Setelah pohon-pohon akasia ditebang untuk produksi kertas, limbah-limbah
kayu masih banyak yang tidak termanfaatkan, termasuk diantaranya tunggak kayu
pohon tersebut. Batang kayu yang digunakan untuk produksi kertas hanya yang
memiliki diameter 8 cm diatas, sedangkan diameter lebih kecil sebagai kayu
limbah. Setelah pohon ditebang selanjutnya dilakukan penanaman baru (replanting)

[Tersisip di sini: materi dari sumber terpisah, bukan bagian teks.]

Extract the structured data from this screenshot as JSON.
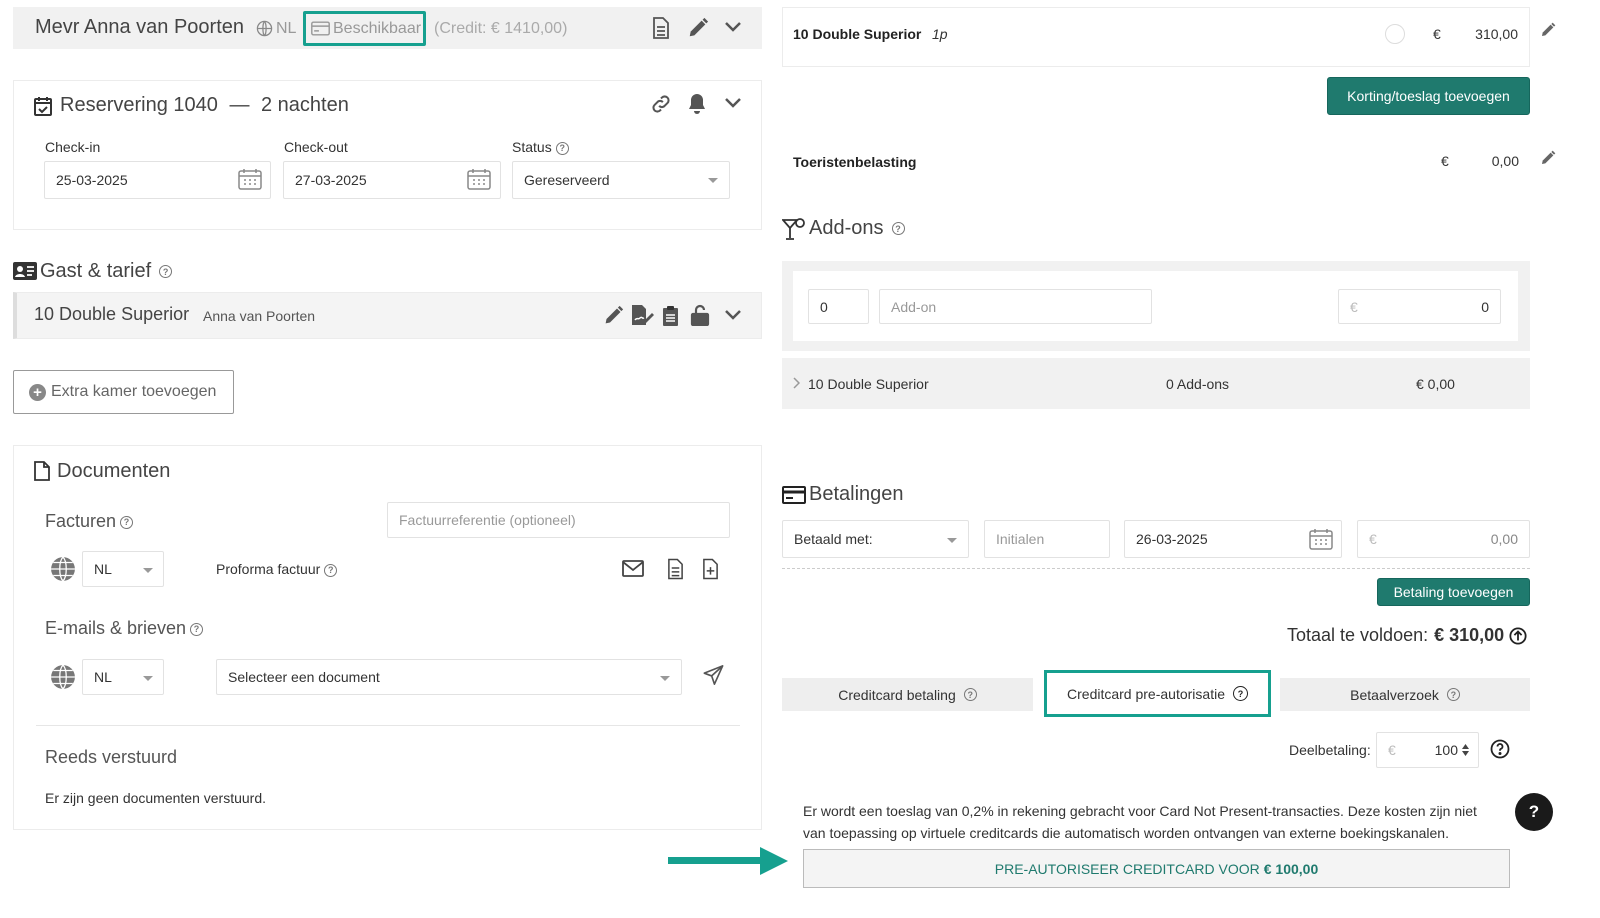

dan tunggak-tunggak tersebut ditinggalkan begitu saja. Padahal tunggak-tunggak
itu jumlahnya banyak apalagi dengan luasan puluhan hingga ratusan ribu hektar
hutan akasia tersebut. Apabila setiap satu hektar dihasilkan 16 ton tunggak
kayu akasia, maka dengan luasan 20.000 hektar sudah dihasilkan 320.000 ton
tunggak kayu akasia.
Volume tunggak akasia yang sangat banyak tersebut sangat potensial untuk produksi arang. Perusahaan perkebunan akasia bisa menciptakan lapangan kerja dengan memberdayakan masyarakat sekitar untuk mengambil dan mengumpulkan tunggak akasia tersebut. Tunggak-tunggak akasia tersebut selanjutnya diolah menjadi arang. Dengan teknologi karbonisasi yang sudah teruji dan kapasitas tinggi seluruh tunggak tersebut bisa diolah dan bernilai ekonomi. Dengan volume limbah tunggak akasia yang sangat banyak tersebut maka produksi arang juga bisa berkesinambungan, sama seperti produksi kayu akasia dari hutan akasia tersebut. Menciptakan lapangan kerja dalam jumlah besar dan berkesinambungan adalah suatu upaya positif yang sejalan dengan bioeconomy dan kesejahteraan masyarakat. Arang kayu yang dihasilkan dengan teknologi tersebut juga berkualitas tinggi, bahkan dengan fixed carbon lebih dari 82% melampaui standar yang dibuat Eropa NF EN 1860-2.